Lesaulnier, Celine C.; Herbold, Craig W.; Pelikan, Claus; Berry, David; Gerard, Cedric; Le Coz, Xavier; Gagnot, Sophie; Niggemann, Jutta; Dittmar, Thorsten; Singer, Gabriel A.; Loy, Alexander
MICROBIOME, 5 10.1186/s40168-017-0344-9SEP 22 2017
Abstract
Background
Non-carbonated natural mineral waters contain microorganisms that regularly grow after bottling despite low concentrations of dissolved organic matter (DOM). Yet, the compositions of bottled water microbiota and organic substrates that fuel microbial activity, and how both change after bottling, are still largely unknown.
Results
We performed a multifaceted analysis of microbiota and DOM diversity in 12 natural mineral waters from six European countries. 16S rRNA gene-based analyses showed that less than 10 species-level operational taxonomic units (OTUs) dominated the bacterial communities in the water phase and associated with the bottle wall after a short phase of post-bottling growth.
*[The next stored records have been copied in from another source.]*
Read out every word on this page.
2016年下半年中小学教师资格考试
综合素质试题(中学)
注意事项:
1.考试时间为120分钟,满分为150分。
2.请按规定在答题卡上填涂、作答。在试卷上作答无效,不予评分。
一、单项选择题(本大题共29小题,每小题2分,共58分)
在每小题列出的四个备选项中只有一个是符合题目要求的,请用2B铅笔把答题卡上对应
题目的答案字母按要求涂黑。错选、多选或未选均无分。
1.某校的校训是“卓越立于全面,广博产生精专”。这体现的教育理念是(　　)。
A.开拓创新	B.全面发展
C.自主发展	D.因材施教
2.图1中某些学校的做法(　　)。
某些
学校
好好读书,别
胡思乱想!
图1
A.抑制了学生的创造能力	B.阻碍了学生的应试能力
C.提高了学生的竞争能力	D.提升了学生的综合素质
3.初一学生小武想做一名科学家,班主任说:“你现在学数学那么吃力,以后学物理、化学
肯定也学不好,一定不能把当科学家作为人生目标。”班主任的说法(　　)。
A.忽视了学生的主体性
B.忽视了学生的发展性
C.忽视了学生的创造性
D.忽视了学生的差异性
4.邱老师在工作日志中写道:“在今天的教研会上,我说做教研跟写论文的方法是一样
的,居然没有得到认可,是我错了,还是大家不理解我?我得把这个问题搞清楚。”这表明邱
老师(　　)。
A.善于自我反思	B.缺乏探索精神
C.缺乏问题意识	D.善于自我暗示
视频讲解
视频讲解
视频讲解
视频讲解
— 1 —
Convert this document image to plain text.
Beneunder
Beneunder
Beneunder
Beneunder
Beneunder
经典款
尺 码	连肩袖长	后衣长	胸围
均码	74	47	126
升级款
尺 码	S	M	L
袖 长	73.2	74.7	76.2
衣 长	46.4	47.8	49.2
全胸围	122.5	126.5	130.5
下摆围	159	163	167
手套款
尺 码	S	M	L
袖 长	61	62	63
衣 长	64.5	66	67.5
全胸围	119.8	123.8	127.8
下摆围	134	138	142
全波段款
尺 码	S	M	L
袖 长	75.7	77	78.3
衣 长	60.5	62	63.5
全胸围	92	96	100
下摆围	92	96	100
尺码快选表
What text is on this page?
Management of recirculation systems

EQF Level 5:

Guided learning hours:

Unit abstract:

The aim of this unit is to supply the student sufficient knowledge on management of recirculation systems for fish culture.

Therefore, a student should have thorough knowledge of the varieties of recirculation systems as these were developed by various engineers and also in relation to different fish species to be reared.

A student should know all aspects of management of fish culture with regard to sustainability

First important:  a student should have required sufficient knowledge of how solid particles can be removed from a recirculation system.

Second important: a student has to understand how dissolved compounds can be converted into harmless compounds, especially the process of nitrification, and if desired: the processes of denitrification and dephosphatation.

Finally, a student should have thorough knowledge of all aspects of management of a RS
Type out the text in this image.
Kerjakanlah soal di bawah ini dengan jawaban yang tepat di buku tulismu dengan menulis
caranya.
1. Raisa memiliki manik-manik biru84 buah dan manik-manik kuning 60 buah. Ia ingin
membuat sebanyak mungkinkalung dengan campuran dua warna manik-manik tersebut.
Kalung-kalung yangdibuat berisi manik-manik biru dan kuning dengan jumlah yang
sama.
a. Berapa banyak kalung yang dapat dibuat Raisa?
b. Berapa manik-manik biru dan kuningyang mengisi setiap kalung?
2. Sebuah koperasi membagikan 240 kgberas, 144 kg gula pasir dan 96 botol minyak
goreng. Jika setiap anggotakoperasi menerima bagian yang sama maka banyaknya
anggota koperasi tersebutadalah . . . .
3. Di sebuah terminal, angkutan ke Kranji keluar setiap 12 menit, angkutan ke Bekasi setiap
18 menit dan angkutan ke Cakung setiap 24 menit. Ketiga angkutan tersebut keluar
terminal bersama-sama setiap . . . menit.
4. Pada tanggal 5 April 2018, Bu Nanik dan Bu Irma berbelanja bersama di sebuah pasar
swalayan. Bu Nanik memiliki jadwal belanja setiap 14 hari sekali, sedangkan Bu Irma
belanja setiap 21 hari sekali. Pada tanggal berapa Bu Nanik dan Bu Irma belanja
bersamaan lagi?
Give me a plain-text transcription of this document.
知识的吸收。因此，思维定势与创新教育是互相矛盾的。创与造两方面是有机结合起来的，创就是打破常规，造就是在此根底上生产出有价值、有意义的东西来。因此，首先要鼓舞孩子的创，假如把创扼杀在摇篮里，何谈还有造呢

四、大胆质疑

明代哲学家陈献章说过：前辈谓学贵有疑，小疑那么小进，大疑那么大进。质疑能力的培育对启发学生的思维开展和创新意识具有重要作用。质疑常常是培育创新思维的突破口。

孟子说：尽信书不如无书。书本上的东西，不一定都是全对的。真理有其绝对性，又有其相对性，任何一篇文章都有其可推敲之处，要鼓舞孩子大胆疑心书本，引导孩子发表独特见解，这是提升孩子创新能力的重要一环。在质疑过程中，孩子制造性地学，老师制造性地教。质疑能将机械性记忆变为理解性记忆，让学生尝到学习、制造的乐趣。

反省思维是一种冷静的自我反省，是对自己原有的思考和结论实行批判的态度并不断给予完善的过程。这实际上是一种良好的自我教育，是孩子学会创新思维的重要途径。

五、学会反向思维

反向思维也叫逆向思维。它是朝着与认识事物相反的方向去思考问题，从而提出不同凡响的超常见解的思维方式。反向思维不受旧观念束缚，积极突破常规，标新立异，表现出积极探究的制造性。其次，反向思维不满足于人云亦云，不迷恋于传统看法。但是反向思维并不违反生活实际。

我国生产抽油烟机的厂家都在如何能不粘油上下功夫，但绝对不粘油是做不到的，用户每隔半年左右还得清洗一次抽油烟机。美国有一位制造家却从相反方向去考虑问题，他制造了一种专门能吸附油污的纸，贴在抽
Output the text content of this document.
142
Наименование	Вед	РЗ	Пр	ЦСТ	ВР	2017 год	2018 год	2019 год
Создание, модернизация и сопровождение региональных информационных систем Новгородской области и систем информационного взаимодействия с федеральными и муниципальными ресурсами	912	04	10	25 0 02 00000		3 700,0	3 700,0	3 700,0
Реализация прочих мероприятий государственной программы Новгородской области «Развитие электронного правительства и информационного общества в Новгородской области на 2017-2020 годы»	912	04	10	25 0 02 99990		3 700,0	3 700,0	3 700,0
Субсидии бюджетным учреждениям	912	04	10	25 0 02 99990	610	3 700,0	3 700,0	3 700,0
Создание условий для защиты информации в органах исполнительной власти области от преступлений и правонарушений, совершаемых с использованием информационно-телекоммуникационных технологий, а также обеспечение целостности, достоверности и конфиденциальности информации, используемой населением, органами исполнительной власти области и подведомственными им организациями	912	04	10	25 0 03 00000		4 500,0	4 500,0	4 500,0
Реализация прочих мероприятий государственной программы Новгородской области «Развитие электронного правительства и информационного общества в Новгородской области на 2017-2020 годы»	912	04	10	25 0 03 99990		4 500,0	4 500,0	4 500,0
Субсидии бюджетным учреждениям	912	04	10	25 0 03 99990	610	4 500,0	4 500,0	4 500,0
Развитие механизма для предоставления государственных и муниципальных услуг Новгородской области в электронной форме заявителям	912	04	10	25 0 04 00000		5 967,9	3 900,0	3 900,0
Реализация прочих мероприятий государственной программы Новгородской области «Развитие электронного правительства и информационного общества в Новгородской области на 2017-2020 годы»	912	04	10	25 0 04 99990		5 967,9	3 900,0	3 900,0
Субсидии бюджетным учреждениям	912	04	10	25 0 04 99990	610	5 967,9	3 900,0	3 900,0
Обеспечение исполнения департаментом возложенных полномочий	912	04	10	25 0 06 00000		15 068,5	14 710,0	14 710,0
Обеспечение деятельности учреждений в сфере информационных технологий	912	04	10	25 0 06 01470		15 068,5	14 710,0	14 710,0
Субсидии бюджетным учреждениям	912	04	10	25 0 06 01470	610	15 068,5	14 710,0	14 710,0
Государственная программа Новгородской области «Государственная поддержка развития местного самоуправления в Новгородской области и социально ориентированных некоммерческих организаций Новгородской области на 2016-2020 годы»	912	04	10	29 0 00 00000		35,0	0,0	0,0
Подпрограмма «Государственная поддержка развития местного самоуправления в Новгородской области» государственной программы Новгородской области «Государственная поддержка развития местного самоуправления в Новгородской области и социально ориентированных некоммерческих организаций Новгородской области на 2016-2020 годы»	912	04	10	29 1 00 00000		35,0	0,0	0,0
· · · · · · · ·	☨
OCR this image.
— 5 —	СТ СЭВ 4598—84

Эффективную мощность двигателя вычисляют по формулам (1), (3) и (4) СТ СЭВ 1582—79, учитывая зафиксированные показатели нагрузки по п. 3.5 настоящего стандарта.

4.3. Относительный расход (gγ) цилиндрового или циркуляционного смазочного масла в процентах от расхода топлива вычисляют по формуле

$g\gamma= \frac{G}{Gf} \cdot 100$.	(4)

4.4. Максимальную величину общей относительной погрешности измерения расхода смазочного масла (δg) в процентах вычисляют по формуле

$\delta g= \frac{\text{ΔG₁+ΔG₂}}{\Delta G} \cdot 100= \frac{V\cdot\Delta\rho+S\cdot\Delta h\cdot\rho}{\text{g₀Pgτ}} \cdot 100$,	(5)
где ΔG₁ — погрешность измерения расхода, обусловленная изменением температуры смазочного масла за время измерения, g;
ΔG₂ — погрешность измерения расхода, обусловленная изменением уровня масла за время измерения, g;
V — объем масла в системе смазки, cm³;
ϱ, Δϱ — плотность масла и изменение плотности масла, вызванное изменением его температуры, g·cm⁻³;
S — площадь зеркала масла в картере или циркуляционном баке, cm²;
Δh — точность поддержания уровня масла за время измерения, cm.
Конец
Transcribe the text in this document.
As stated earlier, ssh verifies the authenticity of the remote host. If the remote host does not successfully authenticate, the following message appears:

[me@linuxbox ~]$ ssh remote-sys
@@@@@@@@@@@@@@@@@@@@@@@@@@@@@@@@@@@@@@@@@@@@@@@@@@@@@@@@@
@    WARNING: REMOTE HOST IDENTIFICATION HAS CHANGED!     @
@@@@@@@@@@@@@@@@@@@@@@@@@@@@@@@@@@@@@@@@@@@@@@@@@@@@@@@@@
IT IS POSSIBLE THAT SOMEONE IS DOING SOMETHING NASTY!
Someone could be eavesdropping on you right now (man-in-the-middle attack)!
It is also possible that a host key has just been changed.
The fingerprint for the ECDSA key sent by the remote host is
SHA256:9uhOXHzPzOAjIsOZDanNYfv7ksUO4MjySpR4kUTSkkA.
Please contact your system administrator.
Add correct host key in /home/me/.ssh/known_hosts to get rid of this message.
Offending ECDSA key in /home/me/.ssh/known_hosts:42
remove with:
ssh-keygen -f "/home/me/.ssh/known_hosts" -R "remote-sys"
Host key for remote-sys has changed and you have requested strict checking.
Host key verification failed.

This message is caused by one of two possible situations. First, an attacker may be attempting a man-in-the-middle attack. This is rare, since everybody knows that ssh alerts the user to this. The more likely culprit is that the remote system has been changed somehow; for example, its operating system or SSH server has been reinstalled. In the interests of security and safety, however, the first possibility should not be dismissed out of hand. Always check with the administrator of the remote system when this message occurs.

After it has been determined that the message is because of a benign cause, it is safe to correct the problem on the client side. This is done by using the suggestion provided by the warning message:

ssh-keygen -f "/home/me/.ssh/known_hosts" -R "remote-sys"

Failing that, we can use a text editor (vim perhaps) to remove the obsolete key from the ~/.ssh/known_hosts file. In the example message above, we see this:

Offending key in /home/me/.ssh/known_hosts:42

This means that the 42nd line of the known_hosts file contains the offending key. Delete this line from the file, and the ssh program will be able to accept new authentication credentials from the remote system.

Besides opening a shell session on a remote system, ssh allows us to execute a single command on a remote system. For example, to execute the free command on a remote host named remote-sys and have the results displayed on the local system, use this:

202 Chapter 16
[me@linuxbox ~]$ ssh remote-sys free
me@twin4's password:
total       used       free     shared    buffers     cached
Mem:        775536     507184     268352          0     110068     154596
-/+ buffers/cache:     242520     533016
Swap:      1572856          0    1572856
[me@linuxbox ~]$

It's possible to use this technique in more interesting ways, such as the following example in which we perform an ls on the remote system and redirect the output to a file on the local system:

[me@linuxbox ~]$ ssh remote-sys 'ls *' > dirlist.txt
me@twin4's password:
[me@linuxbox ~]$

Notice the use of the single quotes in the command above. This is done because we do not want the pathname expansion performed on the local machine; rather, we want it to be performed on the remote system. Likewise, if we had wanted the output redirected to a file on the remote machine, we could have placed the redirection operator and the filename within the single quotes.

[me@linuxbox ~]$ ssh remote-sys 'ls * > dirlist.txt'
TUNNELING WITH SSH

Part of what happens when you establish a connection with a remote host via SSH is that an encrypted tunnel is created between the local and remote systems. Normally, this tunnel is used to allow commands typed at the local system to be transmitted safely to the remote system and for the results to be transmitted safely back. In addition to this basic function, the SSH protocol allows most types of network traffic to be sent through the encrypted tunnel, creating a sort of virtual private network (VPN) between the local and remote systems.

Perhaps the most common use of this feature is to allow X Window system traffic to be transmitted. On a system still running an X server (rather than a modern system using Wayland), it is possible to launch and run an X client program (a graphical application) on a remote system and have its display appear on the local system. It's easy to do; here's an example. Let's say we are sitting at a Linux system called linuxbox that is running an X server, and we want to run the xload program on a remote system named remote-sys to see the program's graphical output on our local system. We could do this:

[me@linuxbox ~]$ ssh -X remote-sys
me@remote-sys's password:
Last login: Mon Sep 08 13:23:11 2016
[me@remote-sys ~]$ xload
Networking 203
Members of the betaproteobacterial genera Curvibacter, Aquabacterium, and Polaromonas (Comamonadaceae) grew in most waters and represent ubiquitous, mesophilic, heterotrophic aerobes in bottled waters. Ultrahigh-resolution mass spectrometry of DOM in bottled waters and their corresponding source waters identified thousands of molecular formulae characteristic of mostly refractory, soil-derived DOM.
Conclusions
The bottle environment, including source water physicochemistry, selected for growth of a similar low-diversity microbiota across various bottled waters. Relative abundance changes of hundreds of multi-carbon molecules were related to growth of less than ten abundant OTUs. We thus speculate that individual bacteria cope with oligotrophic conditions by simultaneously consuming diverse DOM molecules.